Topics: labor disputes, contempt of court, due process rights, federal labor board, state court power

Summary

Background

A lawyer for a local union was held in contempt after an Ohio court issued an ex parte injunction stopping peaceful picketing in a labor dispute. The union had already filed an unfair labor practice charge with the National Labor Relations Board, and no NLRB hearing had occurred. The lawyer told union officials the injunction was invalid and advised continuing picketing to provoke a test of the order; the union agreed. The lawyer and opposing counsel then agreed to bring four pickets before the judge, who found them in contempt and gave them two days to purge. At the sentencing hearing the lawyer was allowed to speak but was not permitted to testify in his own defense.

Reasoning

The Court focused on whether the state court could punish contempt without a hearing when the dispute might fall under the federal labor board’s exclusive authority. Citing prior decisions about due process, the Court held that a person charged with contempt must have a reasonable opportunity to defend, including testifying, and that a state may not convict when the activity is "arguably" within the National Labor Relations Board’s domain without allowing an opportunity to show that federal authority applies.

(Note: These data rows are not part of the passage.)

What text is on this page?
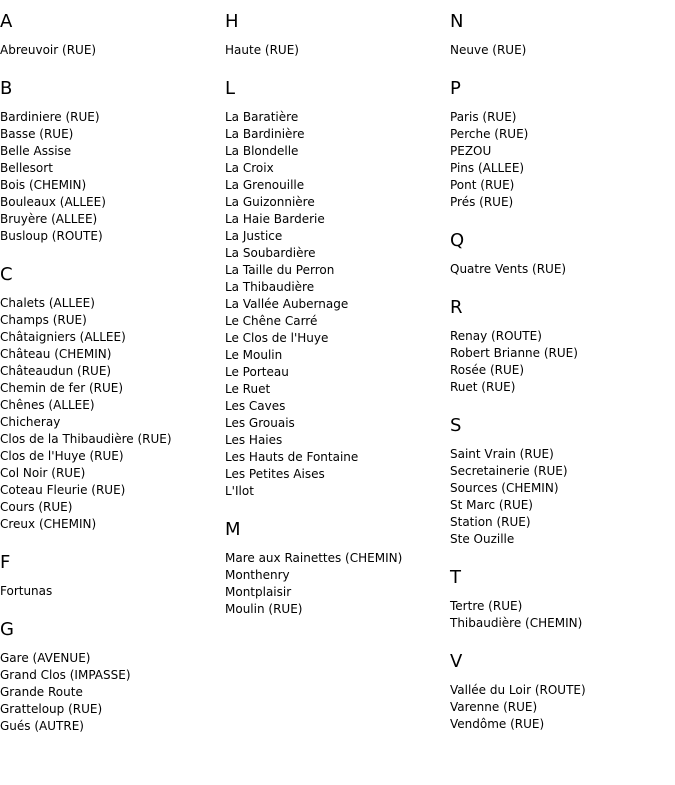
A
Abreuvoir (RUE)
B
Bardiniere (RUE)
Basse (RUE)
Belle Assise
Bellesort
Bois (CHEMIN)
Bouleaux (ALLEE)
Bruyère (ALLEE)
Busloup (ROUTE)
C
Chalets (ALLEE)
Champs (RUE)
Châtaigniers (ALLEE)
Château (CHEMIN)
Châteaudun (RUE)
Chemin de fer (RUE)
Chênes (ALLEE)
Chicheray
Clos de la Thibaudière (RUE)
Clos de l'Huye (RUE)
Col Noir (RUE)
Coteau Fleurie (RUE)
Cours (RUE)
Creux (CHEMIN)
F
Fortunas
G
Gare (AVENUE)
Grand Clos (IMPASSE)
Grande Route
Gratteloup (RUE)
Gués (AUTRE)
H
Haute (RUE)
L
La Baratière
La Bardinière
La Blondelle
La Croix
La Grenouille
La Guizonnière
La Haie Barderie
La Justice
La Soubardière
La Taille du Perron
La Thibaudière
La Vallée Aubernage
Le Chêne Carré
Le Clos de l'Huye
Le Moulin
Le Porteau
Le Ruet
Les Caves
Les Grouais
Les Haies
Les Hauts de Fontaine
Les Petites Aises
L'Ilot
M
Mare aux Rainettes (CHEMIN)
Monthenry
Montplaisir
Moulin (RUE)
N
Neuve (RUE)
P
Paris (RUE)
Perche (RUE)
PEZOU
Pins (ALLEE)
Pont (RUE)
Prés (RUE)
Q
Quatre Vents (RUE)
R
Renay (ROUTE)
Robert Brianne (RUE)
Rosée (RUE)
Ruet (RUE)
S
Saint Vrain (RUE)
Secretainerie (RUE)
Sources (CHEMIN)
St Marc (RUE)
Station (RUE)
Ste Ouzille
T
Tertre (RUE)
Thibaudière (CHEMIN)
V
Vallée du Loir (ROUTE)
Varenne (RUE)
Vendôme (RUE)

Because the record did not permit the Ohio court to determine that the state was acting within its power, the contempt conviction was reversed.

Real world impact

The decision protects lawyers, union members, and pickets from being punished for contempt without the chance to show that federal labor law governs the dispute. It requires state courts to provide a meaningful hearing before jailing or fining people when the National Labor Relations Board may have exclusive authority, and it reverses the specific Ohio conviction.

Dissents or concurrances

Justice Harlan agreed the conviction must be set aside but relied on a different line of cases that sometimes allow contempt for disobeying restraining orders when jurisdiction is not frivolous; he emphasized the lawyer was wrongly denied the chance to prove an agreement to test the order.